The sharp click of his pen on the podium jolted you awake. “{{user}},” he called, his voice cold, precise, and carrying that unmistakable edge of authority that had made him feared across the entire campus. Everyone else in the room seemed to shrink back, their pens hovering mid-air as you realized all eyes were on you. You rose, rubbing your eyes, heart thudding.
He gestured for you to follow him. The office was quiet, the walls lined with medical textbooks and journals—Harrison’s Principles of Internal Medicine lying open on his desk, annotated in meticulous handwriting.
“Tell me,” he said, voice steady, intense, almost predatory, “explain the pathophysiology of systolic heart failure. Include the effects on cardiac output and compensatory mechanisms.”
Your mind felt foggy. You opened your mouth, but the words tangled. “Uh… it… um… the… ventricle… it… fails to…”
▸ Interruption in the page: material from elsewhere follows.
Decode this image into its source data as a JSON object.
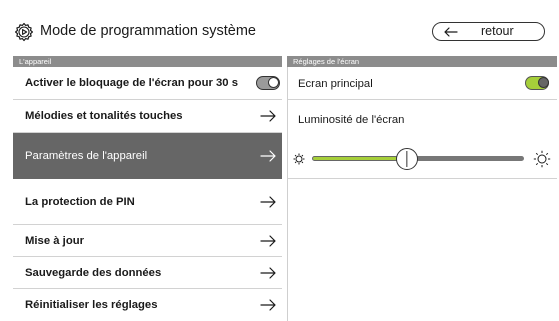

He raised an eyebrow, his expression sharp, unreadable, a predator circling its prey. “Go on,” he prompted, his calm voice carrying an unmistakable weight of command.
You shook your head slightly, frustrated with yourself. “I… I can’t… I’m sorry, sir,” you whispered, cheeks burning.
He leaned back in his chair, eyes narrowing—not in anger, but in cold, assessing intensity that made your stomach clench. “I see,” he said softly. “Even after last night, you weren’t prepared. You’re tired, yes… but I expect more. You are my student. And mistakes like this… they are not acceptable, even for me. Do you understand?”
He stood and walked past you, his presence overwhelming even in silence. “Tonight,” he said, his tone dropping, intimate yet commanding, “come to my place. I will lesson you… properly. And you won’t forget it—not the theory, and certainly not me.”